The findings of the present study should be considered in light of the following limitations. First, it must be noted that the measured indicators were not clinical diagnoses, as no such data were available beyond the 7.5 year time point. To address this, however, a comprehensive and conservative recoding process was undertaken to capture distress and impaired functionality associated with the various psychiatric disorders at ages 7.5 and 14 years. Second, the present study was limited to eight common psychiatric disorders from two domains of psychopathology, internalizing and externalizing. Future research could include a broader range of disorders, along with disorders from other domains, e.g., psychotic disorders [18]. Third, as with all large-scale longitudinal studies, attrition was an issue. Although the sample size remained large, a significant amount of respondents were lost to attrition between the 7.5 and 14 years. Attrition was affected by demographic factors (sex, ethnicity, and maternal education). Studies have shown that selection bias due to demographic factors is unlikely to impact predictive relationships [51, 52]. Wolke et al. [51], however, demonstrated that selective dropout due to psychiatric variables (e.g., disruptive behaviour) had an impact on regression analyses in which psychiatric variables were the outcome, although such effects were marginal. In the present study, those with externalizing disorders at baseline were less likely to return for assessment at follow-up, which may have led to attenuated effects.

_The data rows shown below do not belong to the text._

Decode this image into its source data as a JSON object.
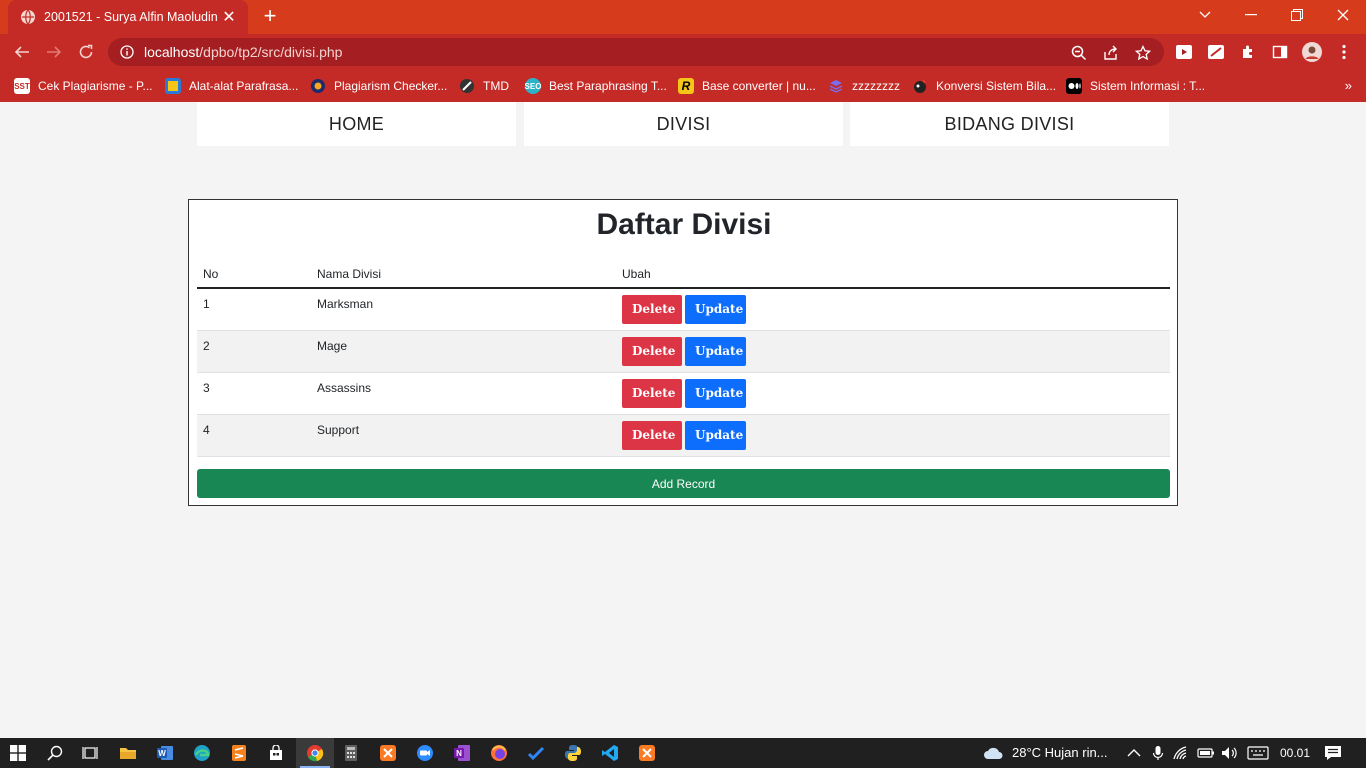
{
  "browser": {
    "tab_title": "2001521 - Surya Alfin Maoludin |",
    "url_host": "localhost",
    "url_path": "/dpbo/tp2/src/divisi.php"
  },
  "bookmarks": [
    {
      "label": "Cek Plagiarisme - P...",
      "icon": "sst-icon",
      "badge": "SST",
      "color": "#ffffff"
    },
    {
      "label": "Alat-alat Parafrasa...",
      "icon": "paraphrase-icon",
      "badge": "",
      "color": "#2b7bd6"
    },
    {
      "label": "Plagiarism Checker...",
      "icon": "plagiarism-icon",
      "badge": "",
      "color": "#1b2a6b"
    },
    {
      "label": "TMD",
      "icon": "tmd-icon",
      "badge": "",
      "color": "#222222"
    },
    {
      "label": "Best Paraphrasing T...",
      "icon": "seo-icon",
      "badge": "SEO",
      "color": "#2bb3c9"
    },
    {
      "label": "Base converter | nu...",
      "icon": "r-icon",
      "badge": "R",
      "color": "#f5c518"
    },
    {
      "label": "zzzzzzzz",
      "icon": "layers-icon",
      "badge": "",
      "color": "#7a6df0"
    },
    {
      "label": "Konversi Sistem Bila...",
      "icon": "konversi-icon",
      "badge": "",
      "color": "#222222"
    },
    {
      "label": "Sistem Informasi : T...",
      "icon": "medium-icon",
      "badge": "",
      "color": "#000000"
    }
  ],
  "nav": {
    "home": "HOME",
    "divisi": "DIVISI",
    "bidang": "BIDANG DIVISI"
  },
  "panel": {
    "title": "Daftar Divisi",
    "headers": {
      "no": "No",
      "name": "Nama Divisi",
      "action": "Ubah"
    },
    "rows": [
      {
        "no": "1",
        "name": "Marksman"
      },
      {
        "no": "2",
        "name": "Mage"
      },
      {
        "no": "3",
        "name": "Assassins"
      },
      {
        "no": "4",
        "name": "Support"
      }
    ],
    "delete_label": "Delete",
    "update_label": "Update",
    "add_label": "Add Record"
  },
  "taskbar": {
    "weather": "28°C  Hujan rin...",
    "time": "00.01"
  },
  "colors": {
    "chrome_red": "#c42a26",
    "tab_strip": "#d63c1c",
    "delete": "#dc3545",
    "update": "#0d6efd",
    "add": "#198754"
  }
}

In conclusion, the present study examined patterns of homotypic and heterotypic continuity within the psychopathology of a cohort of children/adolescents aged 7.5–14 years. Both homotypic and heterotypic continuity were common, and heterotypic continuity was not explained by uncontrolled homotypic continuity. Although heterotypic continuity was more common within established higher order dimensions of psychopathology, a number of significant cross-domain effects were observed and were of a similar magnitude to the homotypic effects. It may be difficult to ascertain whether such effects are due to shared aetiological influences, or local-level interactions. Overall, these findings challenge the notion that psychiatric diagnoses reflect static and discrete entities.